- Description: Cotton sarees manufactured in Coimbatore
- Type: Handicraft
- Area: Coimbatore, Tamil Nadu
- Country: India
- Registered: 2014-15
- Material: cotton

= Kovai Cora cotton =

Type of saree from Tamil Nadu, India

Kovai Cora cotton or Kovai Kora cotton is a type of cotton saree made in the Coimbatore region in Tamil Nadu, India. It has been recognized as a Geographical indication by the Government of India in 2014–15.

==About==
Kovai Kora cotton is made from a blend of silk and cotton. A superior quality cotton yarn is mixed with traditional silk to produce kora cotton. The sarees have bright colored border designs with occasional use of shining zari. The required designs are weaved using the loom using combinations of colored cotton and silk threads and the borders are added later.

==Weaving==
The kora cotton sarees are weaved on traditional hand-looms. Every saree takes up to three days for weaving and the weavers are paid ranging from ₹450 to ₹850 per saree. The saree is weaved by traditional weaving families in the districts of Coimbatore, Tiruppur and Erode in the Kongu Nadu region of Tamil Nadu.
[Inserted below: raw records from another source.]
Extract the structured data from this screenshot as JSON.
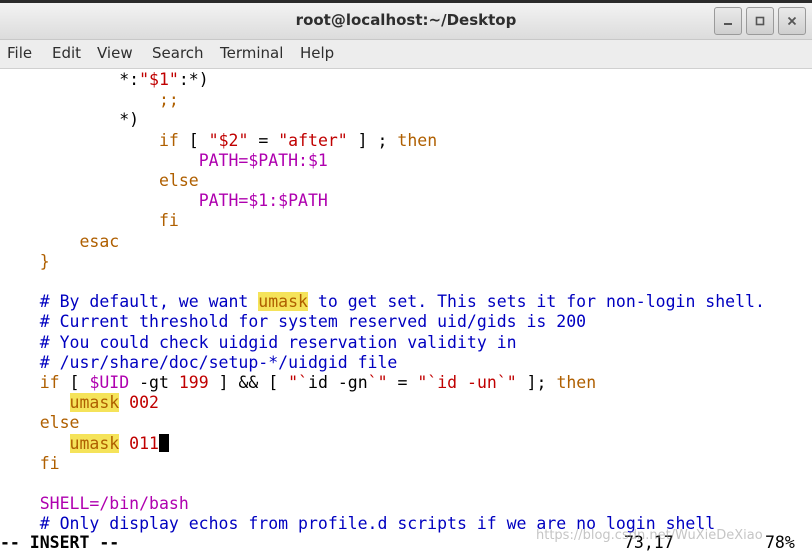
{
  "window": {
    "title": "root@localhost:~/Desktop",
    "buttons": [
      {
        "name": "minimize",
        "glyph": "–"
      },
      {
        "name": "maximize",
        "glyph": "□"
      },
      {
        "name": "close",
        "glyph": "✕"
      }
    ]
  },
  "menu": [
    "File",
    "Edit",
    "View",
    "Search",
    "Terminal",
    "Help"
  ],
  "colors": {
    "keyword": "#af5f00",
    "string": "#c00000",
    "variable": "#af00af",
    "comment": "#0000c0",
    "highlight": "#f5e35a"
  },
  "editor": {
    "lines": [
      [
        {
          "t": "            *:"
        },
        {
          "t": "\"$1\"",
          "c": "str"
        },
        {
          "t": ":*)"
        }
      ],
      [
        {
          "t": "                ;;",
          "c": "kw"
        }
      ],
      [
        {
          "t": "            *)"
        }
      ],
      [
        {
          "t": "                "
        },
        {
          "t": "if",
          "c": "kw"
        },
        {
          "t": " [ "
        },
        {
          "t": "\"$2\"",
          "c": "str"
        },
        {
          "t": " = "
        },
        {
          "t": "\"after\"",
          "c": "str"
        },
        {
          "t": " ] ; "
        },
        {
          "t": "then",
          "c": "kw"
        }
      ],
      [
        {
          "t": "                    "
        },
        {
          "t": "PATH=$PATH:$1",
          "c": "var"
        }
      ],
      [
        {
          "t": "                "
        },
        {
          "t": "else",
          "c": "kw"
        }
      ],
      [
        {
          "t": "                    "
        },
        {
          "t": "PATH=$1:$PATH",
          "c": "var"
        }
      ],
      [
        {
          "t": "                "
        },
        {
          "t": "fi",
          "c": "kw"
        }
      ],
      [
        {
          "t": "        "
        },
        {
          "t": "esac",
          "c": "kw"
        }
      ],
      [
        {
          "t": "    "
        },
        {
          "t": "}",
          "c": "kw"
        }
      ],
      [
        {
          "t": ""
        }
      ],
      [
        {
          "t": "    # By default, we want ",
          "c": "cmt"
        },
        {
          "t": "umask",
          "c": "hl"
        },
        {
          "t": " to get set. This sets it for non-login shell.",
          "c": "cmt"
        }
      ],
      [
        {
          "t": "    # Current threshold for system reserved uid/gids is 200",
          "c": "cmt"
        }
      ],
      [
        {
          "t": "    # You could check uidgid reservation validity in",
          "c": "cmt"
        }
      ],
      [
        {
          "t": "    # /usr/share/doc/setup-*/uidgid file",
          "c": "cmt"
        }
      ],
      [
        {
          "t": "    "
        },
        {
          "t": "if",
          "c": "kw"
        },
        {
          "t": " [ "
        },
        {
          "t": "$UID",
          "c": "var"
        },
        {
          "t": " -gt "
        },
        {
          "t": "199",
          "c": "num"
        },
        {
          "t": " ] && [ "
        },
        {
          "t": "\"`",
          "c": "str"
        },
        {
          "t": "id -gn"
        },
        {
          "t": "`\"",
          "c": "str"
        },
        {
          "t": " = "
        },
        {
          "t": "\"`",
          "c": "str"
        },
        {
          "t": "id -un",
          "c": "str"
        },
        {
          "t": "`\"",
          "c": "str"
        },
        {
          "t": " ]; "
        },
        {
          "t": "then",
          "c": "kw"
        }
      ],
      [
        {
          "t": "       "
        },
        {
          "t": "umask",
          "c": "hl"
        },
        {
          "t": " "
        },
        {
          "t": "002",
          "c": "num"
        }
      ],
      [
        {
          "t": "    "
        },
        {
          "t": "else",
          "c": "kw"
        }
      ],
      [
        {
          "t": "       "
        },
        {
          "t": "umask",
          "c": "hl"
        },
        {
          "t": " "
        },
        {
          "t": "011",
          "c": "num"
        },
        {
          "cursor": true
        }
      ],
      [
        {
          "t": "    "
        },
        {
          "t": "fi",
          "c": "kw"
        }
      ],
      [
        {
          "t": ""
        }
      ],
      [
        {
          "t": "    "
        },
        {
          "t": "SHELL=/bin/bash",
          "c": "var"
        }
      ],
      [
        {
          "t": "    # Only display echos from profile.d scripts if we are no login shell",
          "c": "cmt"
        }
      ]
    ]
  },
  "status": {
    "mode": "-- INSERT --",
    "position": "73,17",
    "percent": "78%"
  },
  "watermark": "https://blog.csdn.net/WuXieDeXiao"
}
Sirumugai in Coimbatore district is the major producer of kora cotton sarees.

==Sales==
82 co-operative societies in the districts of Coimbatore, Tiruppur and Erode have been certified as authorized dealers of Kovai Kora cotton by the Government of Tamil Nadu. Kora cotton sarees are priced between ₹800 to ₹1200. The sales of kora cotton sarees have seen a decline over the last three decades due to change in dressing preferences of women. Soft silk sarees look grander and colorful with designer blouses. Lower demand and higher remunerations for weaving soft silk sarees have led to weavers switching to weaving silk sarees. The GI tag helped increase sales by 15% in 2014-15. But the spike in demand was able to convince weavers to switch back to weaving kora sarees and the sales declined the following year. The Government of Tamil Nadu sells the sarees through government run Co-optex stores.

==Competition==
Kora cotton sarees weaved from traditional hand-looms face competition from cheaper cotton sarees weaved through power-looms. The cotton sarees produced through power-looms cost ₹400 to ₹600 compared to hand woven sarees which cost between ₹900 and ₹1200 per saree. High excise duty on yarn used by the hand-looms leading to higher production costs and greater efficiency of power-looms have contributed to the fall in demand for hand woven kora cotton sarees. Weavers have often demanded assistance from the Government of Tamil Nadu for subsidizing production.

==Geographical Indication==
In 2014, the Government of Tamil Nadu applied for Geographical Indication for Kovai Kora cotton sarees. The Government of India recognized it as a Geographical indication officially since the year 2014-15.